Myriad of possibilities with Robotic Process Automation
By Ian Herbert November 4, 2016
- Robotic process automation (RPA) is rapidly becoming 'business as usual' in a wide range of service sectors
- There is a considerable overlap between the concepts of automation and robotics
Predicting the future in any detail is difficult. For example, it has been assumed traditionally that low level, repetitive jobs will be automated and unemployment will start from the bottom of the labour market. Instead of ‘mundane’ low-level jobs that are being targeted for robotics, it may be more cognitively demanding, middle-level jobs that are reconfigured for robotics.
Once the domain of science fiction and then advanced manufacturing, robotic process automation (RPA) is rapidly becoming ‘business as usual’ in a wide range of service sectors from health care to transport and logistics. Not surprisingly there is a lot of hype, both in terms of our relationship with ‘humanoid’ machines and the likely extent of job losses. The main assumption being that it will be the low-level jobs that will disappear first.
Differentiation between Automation and Robotics
There is a considerable overlap between the concepts of automation and robotics. One way of distinguishing between the two is to see automation as a largely technical capability, focused on replacing human mechanical actions. On the other hand, robots can tackle relatively cognitive tasks which require the capability to sense the surrounding environment and react flexibly towards an overall outcome.
Both automation and robotics consists a combination of software and hardware. Satellite navigation is principally about the processing of data from four sources; the motorist, the preloaded map data, the satellite positioning system and the environment ahead of the journey.
By contrast, the type of ‘robots’ typical in car factories are principally hardware devices that have been programmed to carry out a relatively limited series of operations on a certain model or model(s) of vehicle. We tend to call these mechanical arms ‘robots’ because we can see them and they tend to very hugely expensive, but they are more akin to advanced automation, whereas in-car navigation systems, whilst cheap and portable, are more accurately robotic as they can make sense of a dynamic environment and interact with humans as appropriate.
RPA needs to be seen as a part of longer term journey towards lights-out processing, which is first enabled by total digitalisation, sensible self-service systems and appropriate standardisation - all of which may create the possibilities for automation to: eliminate manual operations, enhance present operations, augment information flows and management decision making capability, and/or provide further options for robotic management and decision making. The key here is ‘augmentation’ not ‘replacement’ of human labour.
The future is now
Automation systems through big data and analytics tools are already in position to aid the middle managers with ad-hoc report generation. While this activity would be done traditionally by experienced managers, in a digital world driven by internet self-service, most of these decisions is now performed by robotic software that learns from past experience and interacts with wider information sources on a 24/7/365 basis.
These lights-outs processes can handle all aspects of routine customer administration and set prices dynamically for air/bus/rail tickets and for online retailers like Alibaba, Amazon, eBay etc.

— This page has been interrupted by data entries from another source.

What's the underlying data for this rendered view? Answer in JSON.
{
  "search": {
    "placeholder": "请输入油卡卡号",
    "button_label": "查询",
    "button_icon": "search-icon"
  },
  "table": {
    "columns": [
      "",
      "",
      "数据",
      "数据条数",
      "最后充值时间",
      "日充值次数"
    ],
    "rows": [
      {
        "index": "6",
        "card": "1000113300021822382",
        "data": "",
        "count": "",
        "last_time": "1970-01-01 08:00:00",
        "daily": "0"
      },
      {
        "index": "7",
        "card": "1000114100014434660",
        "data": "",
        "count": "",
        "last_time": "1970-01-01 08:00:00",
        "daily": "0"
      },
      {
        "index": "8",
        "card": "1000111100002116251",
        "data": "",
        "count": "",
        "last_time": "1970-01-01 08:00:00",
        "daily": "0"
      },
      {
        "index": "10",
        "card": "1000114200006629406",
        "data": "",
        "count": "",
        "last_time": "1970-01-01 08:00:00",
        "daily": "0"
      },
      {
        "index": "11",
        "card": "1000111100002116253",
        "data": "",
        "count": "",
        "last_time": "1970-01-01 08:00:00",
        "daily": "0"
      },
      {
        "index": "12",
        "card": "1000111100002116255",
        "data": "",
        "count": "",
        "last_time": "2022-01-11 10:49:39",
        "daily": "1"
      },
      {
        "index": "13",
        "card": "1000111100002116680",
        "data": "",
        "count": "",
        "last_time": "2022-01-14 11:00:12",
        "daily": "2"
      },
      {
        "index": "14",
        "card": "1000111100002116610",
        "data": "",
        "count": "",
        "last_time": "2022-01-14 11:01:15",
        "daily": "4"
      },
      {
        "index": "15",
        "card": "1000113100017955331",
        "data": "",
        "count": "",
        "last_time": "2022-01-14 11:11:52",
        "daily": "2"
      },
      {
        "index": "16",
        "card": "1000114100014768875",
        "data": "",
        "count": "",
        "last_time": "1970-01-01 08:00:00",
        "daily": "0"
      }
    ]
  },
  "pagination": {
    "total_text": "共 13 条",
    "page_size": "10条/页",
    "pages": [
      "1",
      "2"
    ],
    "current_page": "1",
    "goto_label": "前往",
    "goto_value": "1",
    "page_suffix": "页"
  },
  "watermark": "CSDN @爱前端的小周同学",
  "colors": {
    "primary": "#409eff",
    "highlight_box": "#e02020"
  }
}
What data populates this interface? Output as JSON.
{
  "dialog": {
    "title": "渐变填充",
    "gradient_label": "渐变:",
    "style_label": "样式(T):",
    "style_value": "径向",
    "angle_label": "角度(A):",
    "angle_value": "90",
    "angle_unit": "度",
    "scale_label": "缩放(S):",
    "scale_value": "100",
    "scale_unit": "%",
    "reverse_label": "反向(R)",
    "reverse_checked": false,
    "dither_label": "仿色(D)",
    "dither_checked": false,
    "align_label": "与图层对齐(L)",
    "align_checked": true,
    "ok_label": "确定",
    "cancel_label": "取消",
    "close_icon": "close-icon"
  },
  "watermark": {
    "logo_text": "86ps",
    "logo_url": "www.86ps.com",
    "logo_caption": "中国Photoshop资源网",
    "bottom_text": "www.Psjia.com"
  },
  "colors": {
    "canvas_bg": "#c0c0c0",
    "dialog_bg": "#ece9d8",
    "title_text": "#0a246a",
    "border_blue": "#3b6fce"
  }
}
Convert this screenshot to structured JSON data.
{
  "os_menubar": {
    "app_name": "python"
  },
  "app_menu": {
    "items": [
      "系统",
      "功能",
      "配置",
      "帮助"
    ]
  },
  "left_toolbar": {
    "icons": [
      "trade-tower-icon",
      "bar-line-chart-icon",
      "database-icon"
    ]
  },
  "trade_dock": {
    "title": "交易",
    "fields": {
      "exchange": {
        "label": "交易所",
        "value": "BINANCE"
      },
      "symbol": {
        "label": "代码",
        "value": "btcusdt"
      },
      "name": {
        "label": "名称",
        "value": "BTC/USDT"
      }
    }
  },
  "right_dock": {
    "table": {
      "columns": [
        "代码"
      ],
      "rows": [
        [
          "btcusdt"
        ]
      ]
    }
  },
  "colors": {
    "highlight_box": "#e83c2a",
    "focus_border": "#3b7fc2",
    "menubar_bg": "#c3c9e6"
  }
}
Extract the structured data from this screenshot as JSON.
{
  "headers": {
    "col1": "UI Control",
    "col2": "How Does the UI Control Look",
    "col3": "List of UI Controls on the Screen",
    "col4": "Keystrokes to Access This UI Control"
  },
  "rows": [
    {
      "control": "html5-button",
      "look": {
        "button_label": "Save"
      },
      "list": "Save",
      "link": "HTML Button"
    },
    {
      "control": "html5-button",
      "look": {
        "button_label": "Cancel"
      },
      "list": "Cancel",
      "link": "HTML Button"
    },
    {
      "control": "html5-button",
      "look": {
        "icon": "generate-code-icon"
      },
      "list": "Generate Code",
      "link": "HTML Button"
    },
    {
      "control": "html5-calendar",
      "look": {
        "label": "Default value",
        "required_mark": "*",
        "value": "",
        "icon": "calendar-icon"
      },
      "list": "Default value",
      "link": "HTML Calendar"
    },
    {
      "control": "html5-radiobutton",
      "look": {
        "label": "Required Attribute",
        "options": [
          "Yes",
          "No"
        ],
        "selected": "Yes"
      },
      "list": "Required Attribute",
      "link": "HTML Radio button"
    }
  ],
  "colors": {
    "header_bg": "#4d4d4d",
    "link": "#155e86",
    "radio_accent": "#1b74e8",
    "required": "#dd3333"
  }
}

On-line retailers take the process a stage further by employing sophisticated algorithms which automatically serve up appropriate suggestions to customers. Such automation tools, mimic the actions of a ‘human store retailer’ when a customer comes in, evaluates the customer’s background and stated preferences and then make sensible suggestions on what products would that particular customer might be interested, noting any opportunities for upselling.
The best example of a robot is the ‘driverless’ vehicle. Once programmed with a destination a car can drive itself by sensing its immediate road environment (including other cars) in conjunction with other data such as satellite data on road and travel conditions. Such cars will also have the ability to learn from their environment and thus, optimise regular journeys in co-operation with other driverless cars.
The obvious advantage is that it frees driver time for thinking and working there are other important advantages that will create new business models around driving. In a co-ordinated planning system, a number of cars might drive themselves back to popular pickup places at different times during the day to optimise traffic flows, e.g. to MRT stations in the morning and back to workplace areas in the afternoon. Singapore, for example, will soon have a self-driving taxi service operated in the city-state; where selected members of the public can hail for the taxi through their smartphones.
The point we are making is that automating routine tasks and applying robotic technology to more cognitive or less routine tasks has limitations if only in terms of cost versus the benefits, however, there are new possibilities for new ways of human working and new business models if adaptive changes are made in the operating environment. The big wins will occur as robotics and automation are combined.
Ian Herbert is the deputy director of the Centre for Global Sourcing and Services at the School of Business and Economics, Loughborough University.